Around the Persian Gulf, No One Will Do but Bush

THE official at the Ministry of Information ushered his last visitor of the morning out of the office, removed his Arab head dress as he leaned back in his chair and pressed a button on the remote control.

There, on videotape, were George Bush, Bill Clinton, and Ross Perot, squaring off in the first presidential candidates' debate that had finished only a few hours earlier in St. Louis.

His foreign minister had called him, the official confided, wanting to know how the debate had gone.

The minister is unlikely to have been pleased by the American pundits' verdict that President Bush fared badly in the encounter. For in the Arab states bordering the Persian Gulf, support for the US leader is almost unanimous, in spite of his troubles in the polls.

"Everyone who thinks about the US election" - and that includes most educated people in the Gulf - "is hoping that Bush will come back," says Jamal al-Suwaidi, a political science professor at the University of the United Arab Emirates (UAE). "He is seen as a guarantee of the status quo."

Nowhere is this more apparent than in Kuwait, where people's gratitude for their liberation from Iraqi occupation last year is focused on George Bush personally.

On the walls of the United States Embassy in Kuwait City, one of the graffiti spray-painted in the euphoric days following the arrival of coalition troops has been preserved under glass.

"Thanks for Bush!" it gushes. Scribbled underneath, almost as an afterthought, the writer added "and American people."

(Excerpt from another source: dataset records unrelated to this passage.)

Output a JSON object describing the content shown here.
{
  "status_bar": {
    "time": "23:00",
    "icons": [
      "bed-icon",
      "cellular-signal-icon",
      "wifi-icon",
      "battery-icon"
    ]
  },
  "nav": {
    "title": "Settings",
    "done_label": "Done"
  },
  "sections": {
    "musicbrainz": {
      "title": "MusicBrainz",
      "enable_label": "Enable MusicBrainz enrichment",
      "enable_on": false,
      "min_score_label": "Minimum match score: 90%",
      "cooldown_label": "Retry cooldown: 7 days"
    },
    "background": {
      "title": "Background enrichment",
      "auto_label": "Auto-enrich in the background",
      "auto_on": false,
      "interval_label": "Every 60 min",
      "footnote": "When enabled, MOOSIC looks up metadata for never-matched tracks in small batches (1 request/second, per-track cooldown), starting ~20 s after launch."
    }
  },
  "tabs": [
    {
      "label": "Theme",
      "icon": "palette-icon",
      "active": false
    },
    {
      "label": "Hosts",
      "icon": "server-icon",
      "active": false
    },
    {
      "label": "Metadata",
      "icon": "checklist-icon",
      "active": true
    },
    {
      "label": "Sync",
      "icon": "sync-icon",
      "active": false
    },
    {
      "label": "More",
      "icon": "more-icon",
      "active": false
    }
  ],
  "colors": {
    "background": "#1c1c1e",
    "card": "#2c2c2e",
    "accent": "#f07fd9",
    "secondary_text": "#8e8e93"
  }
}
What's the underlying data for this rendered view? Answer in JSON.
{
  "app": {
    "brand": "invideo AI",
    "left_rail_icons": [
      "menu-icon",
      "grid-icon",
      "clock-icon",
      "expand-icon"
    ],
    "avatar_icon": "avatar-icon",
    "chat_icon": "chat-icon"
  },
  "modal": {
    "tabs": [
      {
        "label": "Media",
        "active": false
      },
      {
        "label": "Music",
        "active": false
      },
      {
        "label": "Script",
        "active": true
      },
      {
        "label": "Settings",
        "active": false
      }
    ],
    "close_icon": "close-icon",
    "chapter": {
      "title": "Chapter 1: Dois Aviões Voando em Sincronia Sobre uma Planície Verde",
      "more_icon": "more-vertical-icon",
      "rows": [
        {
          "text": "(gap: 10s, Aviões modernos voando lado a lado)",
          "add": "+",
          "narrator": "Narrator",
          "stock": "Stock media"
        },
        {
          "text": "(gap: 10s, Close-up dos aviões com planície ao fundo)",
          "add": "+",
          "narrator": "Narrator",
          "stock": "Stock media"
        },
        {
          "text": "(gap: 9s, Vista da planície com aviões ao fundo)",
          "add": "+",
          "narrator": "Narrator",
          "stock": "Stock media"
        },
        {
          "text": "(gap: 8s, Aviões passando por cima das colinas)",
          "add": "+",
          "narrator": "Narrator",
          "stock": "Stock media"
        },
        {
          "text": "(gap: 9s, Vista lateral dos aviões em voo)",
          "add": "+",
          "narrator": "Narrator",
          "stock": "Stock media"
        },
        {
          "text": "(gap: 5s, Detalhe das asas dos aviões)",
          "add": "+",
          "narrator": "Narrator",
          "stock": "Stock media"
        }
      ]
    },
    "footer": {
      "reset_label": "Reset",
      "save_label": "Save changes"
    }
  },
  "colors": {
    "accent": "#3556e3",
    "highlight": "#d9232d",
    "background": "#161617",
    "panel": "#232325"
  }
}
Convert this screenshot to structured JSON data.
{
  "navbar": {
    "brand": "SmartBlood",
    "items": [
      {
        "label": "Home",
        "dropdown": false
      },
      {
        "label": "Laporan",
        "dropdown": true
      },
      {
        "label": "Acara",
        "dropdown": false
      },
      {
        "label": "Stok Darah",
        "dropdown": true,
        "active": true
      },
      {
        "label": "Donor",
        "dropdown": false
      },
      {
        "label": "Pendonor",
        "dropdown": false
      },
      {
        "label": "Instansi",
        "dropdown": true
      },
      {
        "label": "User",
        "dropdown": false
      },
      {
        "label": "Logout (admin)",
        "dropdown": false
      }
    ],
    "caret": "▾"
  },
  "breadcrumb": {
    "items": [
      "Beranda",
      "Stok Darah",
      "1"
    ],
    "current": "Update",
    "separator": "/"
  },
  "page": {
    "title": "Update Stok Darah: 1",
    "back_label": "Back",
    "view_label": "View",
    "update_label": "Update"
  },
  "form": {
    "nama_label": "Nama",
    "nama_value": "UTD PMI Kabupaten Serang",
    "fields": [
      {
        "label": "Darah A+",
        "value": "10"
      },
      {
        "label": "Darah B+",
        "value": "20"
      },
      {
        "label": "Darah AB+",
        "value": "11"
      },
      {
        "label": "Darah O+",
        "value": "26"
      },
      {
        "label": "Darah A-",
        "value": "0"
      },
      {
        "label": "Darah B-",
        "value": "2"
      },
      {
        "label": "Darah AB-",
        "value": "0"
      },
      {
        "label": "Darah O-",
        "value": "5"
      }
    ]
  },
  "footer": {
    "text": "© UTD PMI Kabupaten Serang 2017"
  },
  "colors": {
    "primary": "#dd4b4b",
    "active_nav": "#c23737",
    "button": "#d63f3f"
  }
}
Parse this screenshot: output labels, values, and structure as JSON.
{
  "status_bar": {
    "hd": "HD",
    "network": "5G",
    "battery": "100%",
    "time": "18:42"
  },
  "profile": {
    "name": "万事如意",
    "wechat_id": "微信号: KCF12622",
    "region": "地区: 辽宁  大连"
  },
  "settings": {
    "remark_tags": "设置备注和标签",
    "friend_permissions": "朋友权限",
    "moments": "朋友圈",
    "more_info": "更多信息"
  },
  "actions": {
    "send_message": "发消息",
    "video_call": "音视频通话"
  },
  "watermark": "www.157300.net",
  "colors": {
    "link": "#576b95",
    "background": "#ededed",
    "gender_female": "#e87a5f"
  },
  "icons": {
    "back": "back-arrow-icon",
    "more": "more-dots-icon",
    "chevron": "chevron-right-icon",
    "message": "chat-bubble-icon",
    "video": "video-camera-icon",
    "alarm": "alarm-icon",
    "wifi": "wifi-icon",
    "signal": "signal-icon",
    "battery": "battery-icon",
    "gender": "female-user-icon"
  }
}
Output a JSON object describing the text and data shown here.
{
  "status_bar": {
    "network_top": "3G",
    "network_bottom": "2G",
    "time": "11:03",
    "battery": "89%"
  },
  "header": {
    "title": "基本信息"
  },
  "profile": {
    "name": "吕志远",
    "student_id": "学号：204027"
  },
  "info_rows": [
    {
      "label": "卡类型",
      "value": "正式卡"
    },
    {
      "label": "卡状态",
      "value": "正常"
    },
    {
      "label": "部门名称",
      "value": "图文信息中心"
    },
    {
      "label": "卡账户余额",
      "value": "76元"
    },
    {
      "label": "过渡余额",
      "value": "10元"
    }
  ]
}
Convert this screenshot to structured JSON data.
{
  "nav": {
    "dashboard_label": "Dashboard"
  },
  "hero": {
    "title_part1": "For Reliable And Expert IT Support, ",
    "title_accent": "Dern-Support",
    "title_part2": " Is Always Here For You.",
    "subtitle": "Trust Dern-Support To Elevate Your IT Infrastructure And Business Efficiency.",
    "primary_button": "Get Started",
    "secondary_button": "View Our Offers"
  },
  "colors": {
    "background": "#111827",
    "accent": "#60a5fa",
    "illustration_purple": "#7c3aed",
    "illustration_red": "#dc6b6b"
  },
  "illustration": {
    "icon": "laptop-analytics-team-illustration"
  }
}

US Ambassador Edward Gnehm has been left in little doubt as to Kuwaiti sympathies in the US presidential battle. At one diwaniyeh after another, where local notables hold informal court and discuss the issues of the day, Mr. Gnehm has had to explain to disappointed would-be contributors to the president's reelection campaign that US law forbids foreign donations.

To the vast majority of Kuwaitis, Bush is the sort of cowboy they like: the sheriff, as he is often dubbed, who cleaned their town up and drove the black-hats out.

The ultimate failure of the US to remove Iraqi President Saddam Hussein from power, a source of perpetual concern in Kuwait, has been relegated to secondary importance in many people's minds. And recent allegations that the Bush administration knew of improper bank loans to Iraq that appear to have helped fund Saddam's weapons program before the invasion have made no impact at all.

Elsewhere in the Gulf, support for Bush is equally strong, even if it is not tinged with the Kuwaitis' sense of gratitude.

Political analysts and officials here say the Arab Gulf states learned from the Kuwaiti experience to trust Bush, and to rely on his commitment to defend them.

"If Bush wins, we know there will be stability in US foreign policy," says Dr. Suwaidi. "With Clinton, there is bound to be at least a year of instability" while he rearranges US priorities, he fears, "and the last thing we need in this region is instability."

Governor Clinton's lack of experience in foreign affairs and his tight focus on strengthening the domestic US economy is also a cause for concern in the Gulf. Almost all the Arab governments in the region have turned to Washington and Europe to meet their defense needs.

"Their only hope is in the West, and in the West if the Americans don't take the lead, nobody else does," comments Aroun Solomon, an editor of the daily Gulf News.

"Everyone in these parts is hoping that Bush wins, because if he does they will be dealing with an outward-looking policy, and they expect Clinton to look inward. That would give Iran even greater clout in the region," he explains.

At the same time, some observers are confident, US interests in this region are such that Clinton will be obliged to pay it close attention.

"Like any other US president, he has a keen interest in Gulf oil," argues Dr. Abdullah Abdel Khaleq, of UAE University. "Even if he is not interested in any other part of the world, this is an area where the United States will have strategic interests for at least the next 20 years."

THOUGH Mr. Perot's insistence that rich businessmen could do a better job of running the country than politicians strikes a chord with many businessmen in the Gulf, who chafe under the traditions of rule by royal family, his lack of any clear foreign policy means nobody in this part of the world knows what to make of him.

Clinton, similarly, is seen as an unknown quantity, but one who could well win. In a region as tense and volatile as the Gulf, unknowns are unwanted.

Even advocates of greater popular participation in the government of the autocratic sheikhdoms that line the Gulf find little to hope for in Clinton's pledges to encourage democracy among Washington's allies in the developing world.

They worry that any American president, should he have to choose, will favor short-term stability over a risky transition to democracy.